The opinion of the court was delivered by: Morrison C. England, Jr. United States District Judge
Non-debtor Appellants SS Farms, SSC Farming, SSC Farms I, SSC Farms II and SK Foods CEO Scott Salyer (collectively "Appellants") appeal the bankruptcy court's order in favor of Chapter 11 Trustee Bradley D. Sharp ("Appellee").*fn1
On October 9, 2009, the bankruptcy court denied Appellants' motion to remove the Trustee and disqualify counsel, and granted Trustee's counter-motion to maintain possession of Appellants' documents. For the reasons set forth below, the bankruptcy court's decision is affirmed.
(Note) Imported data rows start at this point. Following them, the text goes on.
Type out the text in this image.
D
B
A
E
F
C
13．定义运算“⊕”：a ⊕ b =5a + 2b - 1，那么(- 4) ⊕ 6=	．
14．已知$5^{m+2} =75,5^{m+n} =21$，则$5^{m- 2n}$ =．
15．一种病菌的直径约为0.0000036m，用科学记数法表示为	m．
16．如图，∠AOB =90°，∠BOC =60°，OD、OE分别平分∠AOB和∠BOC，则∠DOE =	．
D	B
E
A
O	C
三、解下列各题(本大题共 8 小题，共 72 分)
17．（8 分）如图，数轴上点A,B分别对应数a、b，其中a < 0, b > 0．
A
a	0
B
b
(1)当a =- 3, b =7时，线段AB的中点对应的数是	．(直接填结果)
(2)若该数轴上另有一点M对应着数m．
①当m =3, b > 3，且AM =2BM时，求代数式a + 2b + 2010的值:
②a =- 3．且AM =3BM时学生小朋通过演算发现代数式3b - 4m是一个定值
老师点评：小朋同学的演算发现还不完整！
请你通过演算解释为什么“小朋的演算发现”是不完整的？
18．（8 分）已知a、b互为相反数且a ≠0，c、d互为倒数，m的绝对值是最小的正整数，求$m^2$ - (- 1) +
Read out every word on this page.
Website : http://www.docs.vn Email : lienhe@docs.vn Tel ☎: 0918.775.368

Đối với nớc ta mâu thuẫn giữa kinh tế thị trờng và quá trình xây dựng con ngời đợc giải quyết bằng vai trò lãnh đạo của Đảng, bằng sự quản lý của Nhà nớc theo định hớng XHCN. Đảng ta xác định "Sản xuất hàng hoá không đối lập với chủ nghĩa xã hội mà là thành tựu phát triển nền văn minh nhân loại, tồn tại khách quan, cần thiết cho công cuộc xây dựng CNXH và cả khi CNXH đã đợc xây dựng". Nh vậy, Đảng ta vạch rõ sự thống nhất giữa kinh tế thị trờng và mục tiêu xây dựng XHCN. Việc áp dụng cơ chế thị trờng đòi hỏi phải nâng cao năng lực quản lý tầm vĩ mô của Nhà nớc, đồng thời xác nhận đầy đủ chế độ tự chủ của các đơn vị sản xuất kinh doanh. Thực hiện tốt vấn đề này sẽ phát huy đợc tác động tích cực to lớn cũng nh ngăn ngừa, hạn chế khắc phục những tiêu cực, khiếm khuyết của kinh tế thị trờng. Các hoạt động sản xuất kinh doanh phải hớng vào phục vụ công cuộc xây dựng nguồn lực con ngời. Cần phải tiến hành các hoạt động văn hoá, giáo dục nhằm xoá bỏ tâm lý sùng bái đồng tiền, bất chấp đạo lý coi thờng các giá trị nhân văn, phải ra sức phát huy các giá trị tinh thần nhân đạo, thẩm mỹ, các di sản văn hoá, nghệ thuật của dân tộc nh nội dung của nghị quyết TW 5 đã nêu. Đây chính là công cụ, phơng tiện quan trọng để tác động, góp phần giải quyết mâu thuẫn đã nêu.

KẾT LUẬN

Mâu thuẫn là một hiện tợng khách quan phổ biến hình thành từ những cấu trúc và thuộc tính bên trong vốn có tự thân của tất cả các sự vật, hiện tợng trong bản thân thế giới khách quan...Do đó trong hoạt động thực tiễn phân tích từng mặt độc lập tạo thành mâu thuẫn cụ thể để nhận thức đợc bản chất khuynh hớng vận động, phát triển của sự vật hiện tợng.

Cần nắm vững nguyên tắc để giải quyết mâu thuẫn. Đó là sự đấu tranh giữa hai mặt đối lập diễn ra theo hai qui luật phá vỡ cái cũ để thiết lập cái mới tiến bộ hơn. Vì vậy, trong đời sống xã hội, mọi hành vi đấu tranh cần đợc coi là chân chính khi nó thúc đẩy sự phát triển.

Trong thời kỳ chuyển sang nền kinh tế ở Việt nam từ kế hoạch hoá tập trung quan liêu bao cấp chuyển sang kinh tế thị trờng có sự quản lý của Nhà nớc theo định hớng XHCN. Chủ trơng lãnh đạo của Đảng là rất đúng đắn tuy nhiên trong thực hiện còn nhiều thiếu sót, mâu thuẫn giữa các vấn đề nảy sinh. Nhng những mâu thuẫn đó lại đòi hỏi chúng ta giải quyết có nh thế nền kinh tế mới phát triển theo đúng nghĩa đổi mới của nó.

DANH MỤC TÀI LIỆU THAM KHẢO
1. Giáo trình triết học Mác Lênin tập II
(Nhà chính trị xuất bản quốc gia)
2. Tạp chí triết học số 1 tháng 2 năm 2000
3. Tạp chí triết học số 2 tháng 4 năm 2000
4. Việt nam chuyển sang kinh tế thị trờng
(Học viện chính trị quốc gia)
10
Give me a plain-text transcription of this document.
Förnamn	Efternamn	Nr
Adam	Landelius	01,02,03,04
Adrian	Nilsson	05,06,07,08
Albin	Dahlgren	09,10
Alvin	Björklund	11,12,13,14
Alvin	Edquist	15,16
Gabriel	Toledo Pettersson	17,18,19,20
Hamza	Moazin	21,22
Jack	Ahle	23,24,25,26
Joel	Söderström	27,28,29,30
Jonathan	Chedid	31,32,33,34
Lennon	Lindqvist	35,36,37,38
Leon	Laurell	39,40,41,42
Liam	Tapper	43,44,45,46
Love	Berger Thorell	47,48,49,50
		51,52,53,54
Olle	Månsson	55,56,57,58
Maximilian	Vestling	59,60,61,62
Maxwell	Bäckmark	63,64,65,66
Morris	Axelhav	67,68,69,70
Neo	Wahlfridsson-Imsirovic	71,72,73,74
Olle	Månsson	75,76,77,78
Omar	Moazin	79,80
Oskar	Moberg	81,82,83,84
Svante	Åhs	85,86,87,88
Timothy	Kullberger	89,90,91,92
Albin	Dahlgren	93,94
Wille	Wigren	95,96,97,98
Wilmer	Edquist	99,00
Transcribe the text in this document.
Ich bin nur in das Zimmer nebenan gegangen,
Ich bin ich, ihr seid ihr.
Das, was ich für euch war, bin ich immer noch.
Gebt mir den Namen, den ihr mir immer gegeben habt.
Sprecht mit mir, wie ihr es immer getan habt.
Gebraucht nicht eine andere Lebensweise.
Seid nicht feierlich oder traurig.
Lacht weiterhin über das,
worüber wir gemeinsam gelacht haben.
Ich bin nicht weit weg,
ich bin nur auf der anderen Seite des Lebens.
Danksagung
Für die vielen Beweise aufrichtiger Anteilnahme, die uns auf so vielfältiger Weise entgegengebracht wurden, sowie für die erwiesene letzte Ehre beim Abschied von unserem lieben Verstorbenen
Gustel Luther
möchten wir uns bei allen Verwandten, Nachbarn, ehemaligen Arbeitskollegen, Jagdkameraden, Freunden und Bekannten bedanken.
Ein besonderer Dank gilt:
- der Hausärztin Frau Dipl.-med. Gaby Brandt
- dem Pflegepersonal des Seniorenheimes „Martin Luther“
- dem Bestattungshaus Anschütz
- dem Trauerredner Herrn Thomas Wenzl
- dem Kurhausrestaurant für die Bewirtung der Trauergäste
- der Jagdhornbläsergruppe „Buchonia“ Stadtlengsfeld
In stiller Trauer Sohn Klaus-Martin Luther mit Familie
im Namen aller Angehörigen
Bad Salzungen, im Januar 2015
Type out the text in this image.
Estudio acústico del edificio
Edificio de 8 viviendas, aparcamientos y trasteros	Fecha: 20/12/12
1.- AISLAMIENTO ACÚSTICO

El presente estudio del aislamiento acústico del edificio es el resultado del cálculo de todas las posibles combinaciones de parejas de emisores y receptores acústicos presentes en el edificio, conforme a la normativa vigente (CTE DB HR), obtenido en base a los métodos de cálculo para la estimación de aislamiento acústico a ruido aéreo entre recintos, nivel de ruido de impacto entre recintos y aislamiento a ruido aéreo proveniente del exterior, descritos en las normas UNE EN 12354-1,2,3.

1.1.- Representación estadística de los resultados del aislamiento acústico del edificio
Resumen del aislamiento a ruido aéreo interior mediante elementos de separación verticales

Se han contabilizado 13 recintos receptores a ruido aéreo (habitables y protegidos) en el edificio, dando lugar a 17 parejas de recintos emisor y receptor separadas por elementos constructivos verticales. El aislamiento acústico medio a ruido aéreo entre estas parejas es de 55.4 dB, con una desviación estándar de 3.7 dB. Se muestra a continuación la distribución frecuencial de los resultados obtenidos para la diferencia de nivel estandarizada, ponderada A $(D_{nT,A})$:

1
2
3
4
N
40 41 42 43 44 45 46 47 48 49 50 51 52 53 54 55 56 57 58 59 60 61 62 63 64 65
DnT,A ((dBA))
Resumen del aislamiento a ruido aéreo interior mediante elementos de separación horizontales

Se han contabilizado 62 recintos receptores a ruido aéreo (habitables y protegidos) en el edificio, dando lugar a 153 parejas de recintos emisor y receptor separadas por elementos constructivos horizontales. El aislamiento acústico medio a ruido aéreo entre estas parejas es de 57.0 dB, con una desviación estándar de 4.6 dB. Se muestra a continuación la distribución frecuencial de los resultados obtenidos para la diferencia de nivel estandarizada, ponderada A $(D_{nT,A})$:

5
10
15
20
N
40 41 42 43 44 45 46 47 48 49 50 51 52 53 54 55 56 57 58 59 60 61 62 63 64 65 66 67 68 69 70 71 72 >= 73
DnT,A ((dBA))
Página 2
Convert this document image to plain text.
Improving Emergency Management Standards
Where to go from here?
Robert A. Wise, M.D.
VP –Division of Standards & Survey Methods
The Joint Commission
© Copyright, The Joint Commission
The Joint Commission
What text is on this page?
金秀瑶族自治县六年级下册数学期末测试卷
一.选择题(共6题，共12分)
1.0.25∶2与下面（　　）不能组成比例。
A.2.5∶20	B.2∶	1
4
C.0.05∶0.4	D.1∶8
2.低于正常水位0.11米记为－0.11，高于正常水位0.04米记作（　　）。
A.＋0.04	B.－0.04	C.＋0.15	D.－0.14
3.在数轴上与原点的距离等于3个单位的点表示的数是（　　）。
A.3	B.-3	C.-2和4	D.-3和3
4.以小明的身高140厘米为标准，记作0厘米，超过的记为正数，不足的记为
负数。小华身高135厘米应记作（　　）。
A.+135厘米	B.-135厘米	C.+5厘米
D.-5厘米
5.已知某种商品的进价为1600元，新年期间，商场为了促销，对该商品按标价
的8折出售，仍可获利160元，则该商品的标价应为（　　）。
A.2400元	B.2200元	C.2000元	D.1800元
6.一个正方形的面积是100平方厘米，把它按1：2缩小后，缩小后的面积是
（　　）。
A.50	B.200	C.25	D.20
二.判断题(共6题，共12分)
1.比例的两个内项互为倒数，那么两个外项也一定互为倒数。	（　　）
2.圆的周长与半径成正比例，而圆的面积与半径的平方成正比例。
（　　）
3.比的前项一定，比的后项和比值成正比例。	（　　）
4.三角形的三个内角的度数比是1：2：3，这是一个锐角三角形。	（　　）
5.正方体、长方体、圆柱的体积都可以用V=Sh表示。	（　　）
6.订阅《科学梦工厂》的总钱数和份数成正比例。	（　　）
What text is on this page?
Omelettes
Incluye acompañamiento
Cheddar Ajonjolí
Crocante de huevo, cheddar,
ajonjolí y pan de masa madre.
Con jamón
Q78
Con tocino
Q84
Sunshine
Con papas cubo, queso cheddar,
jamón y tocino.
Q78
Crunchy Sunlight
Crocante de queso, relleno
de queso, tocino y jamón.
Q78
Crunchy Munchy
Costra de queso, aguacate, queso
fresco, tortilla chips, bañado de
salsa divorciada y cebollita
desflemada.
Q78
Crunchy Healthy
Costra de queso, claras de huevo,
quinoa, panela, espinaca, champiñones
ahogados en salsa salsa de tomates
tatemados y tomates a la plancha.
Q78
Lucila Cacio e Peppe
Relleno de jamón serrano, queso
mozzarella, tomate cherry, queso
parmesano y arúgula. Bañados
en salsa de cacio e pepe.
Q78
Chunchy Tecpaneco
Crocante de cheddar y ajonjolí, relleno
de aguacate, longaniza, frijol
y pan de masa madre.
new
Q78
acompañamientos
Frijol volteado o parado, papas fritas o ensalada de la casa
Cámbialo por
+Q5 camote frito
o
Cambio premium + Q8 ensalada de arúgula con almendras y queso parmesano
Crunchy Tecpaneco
Debtor S.K. Foods L.P. ("Debtor"), managed by Appellant Scott Salyer ("Salyer") permitted Appellants and other non-debtors to store financial, business, estate planning, and other personal documents on Debtor's premises in a combined computer system as part of a joint administration arrangement. Debtor employees would perform accounting and recordkeeping services for Appellants.
On May 8, 2009, Debtor filed for Chapter 11 bankruptcy. On May 18, 2009, Appellee Bradley Sharp was appointed as Trustee for Debtor and he selected the firm of Schander Harrison Segal & Lewis LLP as his counsel. Following appointment, Appellee took possession of all records located on the premises of Debtor, including documents and electronic files belonging to Appellants. Upon discovering the confiscation of their documents, Appellants wrote to Appellee demanding return of the original documents without further review. Appellee refused.
Appellee contends that continued possession and review of Appellants' documents is attendant to the discharge of his duties. According to Appellee, Appellants' documents were controlled by Debtor and intermingled with Debtor's files making his review of Appellant's documents necessary as trustee. Furthermore, Appellee states that in his efforts to close sale of Debtor's assets, he was prevented from doing so by Appellants seeking to terminate Wastewater Discharge Agreements made with Debtor.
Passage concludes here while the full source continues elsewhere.